5. You’re too drunk.

If the one-night-stand has one ally, it’s the bar. It’s almost amazing to see how quickly alcohol can help facilitate the late-night hookup. Alcohol lowers our inhibitions, which makes talking to someone you find attractive (or whatever) a whole lot easier. And besides, it’s not like the bar can stay open forever. Sometimes it’s fun to take the party home with you. If sex is part of that party, however, it’s probably a good idea to watch how you much you drink. The only thing worse than bad sex is not remembering good sex.

6. There’s not enough foreplay.

Standard definitions of (hetero) sex tend to focus on penis-in-vagina penetration. But those living outside of a laboratory know that sex can expand far beyond that. Horniness usually inspires sex, and foreplay is a great way to get horny. It seems simple. Still, too many sexual participants tend to skip this stage and jump right to the action. Why rush it? Sex shouldn’t be set to a timer. Give them a little something more to remember you by.

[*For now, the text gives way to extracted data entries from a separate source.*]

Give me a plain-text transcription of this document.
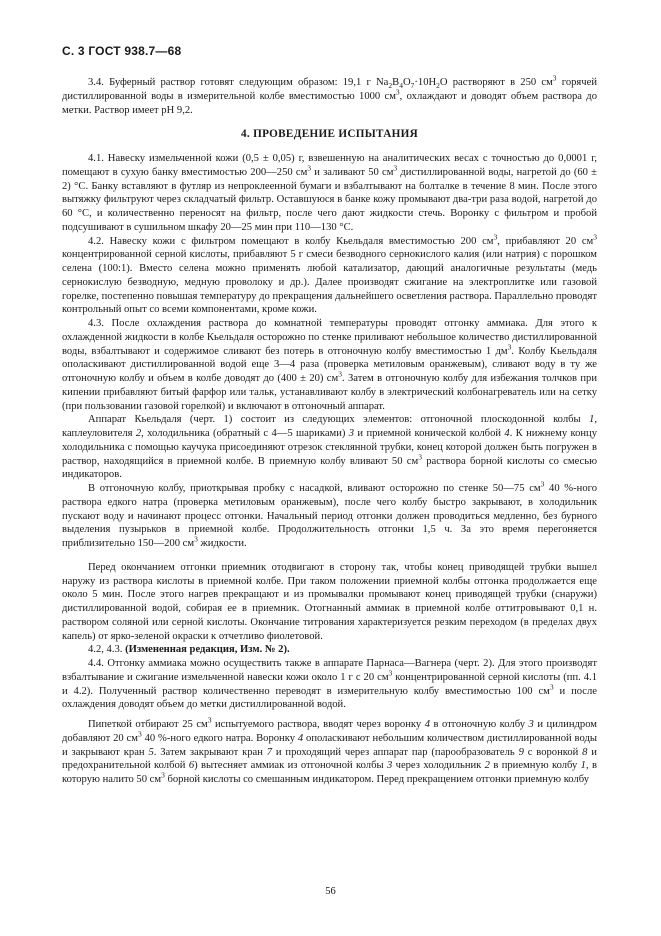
С. 3 ГОСТ 938.7—68

3.4. Буферный раствор готовят следующим образом: 19,1 г $Na_2B_4O_7\cdot 10H_2O$ растворяют в 250 $см^3$ горячей дистиллированной воды в измерительной колбе вместимостью 1000 $см^3$, охлаждают и доводят объем раствора до метки. Раствор имеет pH 9,2.

4. ПРОВЕДЕНИЕ ИСПЫТАНИЯ

4.1. Навеску измельченной кожи (0,5 ± 0,05) г, взвешенную на аналитических весах с точностью до 0,0001 г, помещают в сухую банку вместимостью 200—250 $см^3$ и заливают 50 $см^3$ дистиллированной воды, нагретой до (60 ± 2) °С. Банку вставляют в футляр из непроклеенной бумаги и взбалтывают на болталке в течение 8 мин. После этого вытяжку фильтруют через складчатый фильтр. Оставшуюся в банке кожу промывают два-три раза водой, нагретой до 60 °С, и количественно переносят на фильтр, после чего дают жидкости стечь. Воронку с фильтром и пробой подсушивают в сушильном шкафу 20—25 мин при 110—130 °С.

4.2. Навеску кожи с фильтром помещают в колбу Кьельдаля вместимостью 200 $см^3$, прибавляют 20 $см^3$ концентрированной серной кислоты, прибавляют 5 г смеси безводного сернокислого калия (или натрия) с порошком селена (100:1). Вместо селена можно применять любой катализатор, дающий аналогичные результаты (медь сернокислую безводную, медную проволоку и др.). Далее производят сжигание на электроплитке или газовой горелке, постепенно повышая температуру до прекращения дальнейшего осветления раствора. Параллельно проводят контрольный опыт со всеми компонентами, кроме кожи.

4.3. После охлаждения раствора до комнатной температуры проводят отгонку аммиака. Для этого к охлажденной жидкости в колбе Кьельдаля осторожно по стенке приливают небольшое количество дистиллированной воды, взбалтывают и содержимое сливают без потерь в отгоночную колбу вместимостью 1 $дм^3$. Колбу Кьельдаля ополаскивают дистиллированной водой еще 3—4 раза (проверка метиловым оранжевым), сливают воду в ту же отгоночную колбу и объем в колбе доводят до (400 ± 20) $см^3$. Затем в отгоночную колбу для избежания толчков при кипении прибавляют битый фарфор или тальк, устанавливают колбу в электрический колбонагреватель или на сетку (при пользовании газовой горелкой) и включают в отгоночный аппарат.

Аппарат Кьельдаля (черт. 1) состоит из следующих элементов: отгоночной плоскодонной колбы 1, каплеуловителя 2, холодильника (обратный с 4—5 шариками) 3 и приемной конической колбой 4. К нижнему концу холодильника с помощью каучука присоединяют отрезок стеклянной трубки, конец которой должен быть погружен в раствор, находящийся в приемной колбе. В приемную колбу вливают 50 $см^3$ раствора борной кислоты со смесью индикаторов.

В отгоночную колбу, приоткрывая пробку с насадкой, вливают осторожно по стенке 50—75 $см^3$ 40 %-ного раствора едкого натра (проверка метиловым оранжевым), после чего колбу быстро закрывают, в холодильник пускают воду и начинают процесс отгонки. Начальный период отгонки должен проводиться медленно, без бурного выделения пузырьков в приемной колбе. Продолжительность отгонки 1,5 ч. За это время перегоняется приблизительно 150—200 $см^3$ жидкости.

Перед окончанием отгонки приемник отодвигают в сторону так, чтобы конец приводящей трубки вышел наружу из раствора кислоты в приемной колбе. При таком положении приемной колбы отгонка продолжается еще около 5 мин. После этого нагрев прекращают и из промывалки промывают конец приводящей трубки (снаружи) дистиллированной водой, собирая ее в приемник. Отогнанный аммиак в приемной колбе оттитровывают 0,1 н. раствором соляной или серной кислоты. Окончание титрования характеризуется резким переходом (в пределах двух капель) от ярко-зеленой окраски к отчетливо фиолетовой.

4.2, 4.3. (Измененная редакция, Изм. № 2).

4.4. Отгонку аммиака можно осуществить также в аппарате Парнаса—Вагнера (черт. 2). Для этого производят взбалтывание и сжигание измельченной навески кожи около 1 г с 20 $см^3$ концентрированной серной кислоты (пп. 4.1 и 4.2). Полученный раствор количественно переводят в измерительную колбу вместимостью 100 $см^3$ и после охлаждения доводят объем до метки дистиллированной водой.

Пипеткой отбирают 25 $см^3$ испытуемого раствора, вводят через воронку 4 в отгоночную колбу 3 и цилиндром добавляют 20 $см^3$ 40 %-ного едкого натра. Воронку 4 ополаскивают небольшим количеством дистиллированной воды и закрывают кран 5. Затем закрывают кран 7 и проходящий через аппарат пар (парообразователь 9 с воронкой 8 и предохранительной колбой 6) вытесняет аммиак из отгоночной колбы 3 через холодильник 2 в приемную колбу 1, в которую налито 50 $см^3$ борной кислоты со смешанным индикатором. Перед прекращением отгонки приемную колбу

56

7. They don’t communicate.

Everyone is different and it’s impossible to decode someone's likes and dislikes without talking to them. Sex is weird enough. So please, do yourself and your partner a favor and verbalize what you want to do before someone gets an elbow in the face, or worse, before you finish without getting your partner off. Because really, nobody wants to play the clown in someone else’s sex story.